On Wed, Apr 30, 2025 at 6:56 PM Michael Paquier <michael@paquier.xyz> wrote:
> I'm actually rather scared of the patch, isn't there a risk of
> breaking existing patterns that worked out of the box by forcing the
> resowner to not be set? My spidey sense tingles when I see such
> patterns, because this is enforcing assumptions directly hidden to the
> callers.
I'm not worried about this particular problem. We use resowner == NULL
in various places to mean "for the lifetime of the backend," which
makes a lot of sense if you think about it: the job of the resowner is
to release resources when the resowner is cleaned up; if you don't
ever want to release the resources, then you don't need a resowner.
What I'm concerned about is that I think that (as I said on the other
thread) is that ProcessGetMemoryContextInterrupt is not really at all
safe to execute at an arbitrary CHECK_FOR_INTERRUPTS().

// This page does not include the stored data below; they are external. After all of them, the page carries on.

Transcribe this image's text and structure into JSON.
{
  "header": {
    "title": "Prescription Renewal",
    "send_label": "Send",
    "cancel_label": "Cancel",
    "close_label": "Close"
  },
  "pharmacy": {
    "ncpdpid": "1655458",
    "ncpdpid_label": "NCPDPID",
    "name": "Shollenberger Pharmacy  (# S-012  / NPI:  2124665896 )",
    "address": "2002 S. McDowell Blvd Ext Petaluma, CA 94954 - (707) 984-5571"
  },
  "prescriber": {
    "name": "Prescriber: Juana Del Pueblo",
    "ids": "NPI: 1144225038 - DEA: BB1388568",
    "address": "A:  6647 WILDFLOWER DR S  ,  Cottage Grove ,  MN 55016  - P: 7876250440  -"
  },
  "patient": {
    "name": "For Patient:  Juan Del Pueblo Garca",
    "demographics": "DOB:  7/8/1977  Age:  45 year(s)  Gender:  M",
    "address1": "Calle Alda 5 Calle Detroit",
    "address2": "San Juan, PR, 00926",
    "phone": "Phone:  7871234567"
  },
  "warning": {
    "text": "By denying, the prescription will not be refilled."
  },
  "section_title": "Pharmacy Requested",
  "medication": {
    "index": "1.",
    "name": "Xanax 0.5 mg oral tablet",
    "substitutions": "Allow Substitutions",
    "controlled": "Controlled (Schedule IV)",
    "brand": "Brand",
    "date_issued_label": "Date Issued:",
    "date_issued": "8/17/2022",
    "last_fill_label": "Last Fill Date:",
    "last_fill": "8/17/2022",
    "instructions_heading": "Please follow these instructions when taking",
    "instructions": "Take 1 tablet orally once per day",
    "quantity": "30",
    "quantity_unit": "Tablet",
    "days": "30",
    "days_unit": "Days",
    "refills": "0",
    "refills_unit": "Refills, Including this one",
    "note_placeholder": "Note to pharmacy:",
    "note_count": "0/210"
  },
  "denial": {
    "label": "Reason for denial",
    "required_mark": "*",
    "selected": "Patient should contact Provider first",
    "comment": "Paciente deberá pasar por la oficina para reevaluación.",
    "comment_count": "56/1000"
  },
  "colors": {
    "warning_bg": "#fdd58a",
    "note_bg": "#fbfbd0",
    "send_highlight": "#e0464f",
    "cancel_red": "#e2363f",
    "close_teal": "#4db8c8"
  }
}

In other
places where we use resource owners, we don't run into the problem
that happened here because we are careful about the timing of our
resource owner operations. You can see that caution in, for example,
AbortTransaction() and AbortSubTransaction(), where we make sure to
close down higher-level subsystems first, so that when we get to
lower-level cleanup, we know that no more resources are going to be
allocated afterward. But here, we are executing complex operations
that require a "clean" state at pretty much any point in the code,
where we don't actually know that things are sane enough for this code
to execute successfully. This particular error is just a symptom of
that more general problem.
In my mind, the possible fixes here are (1) revert that patch, (2)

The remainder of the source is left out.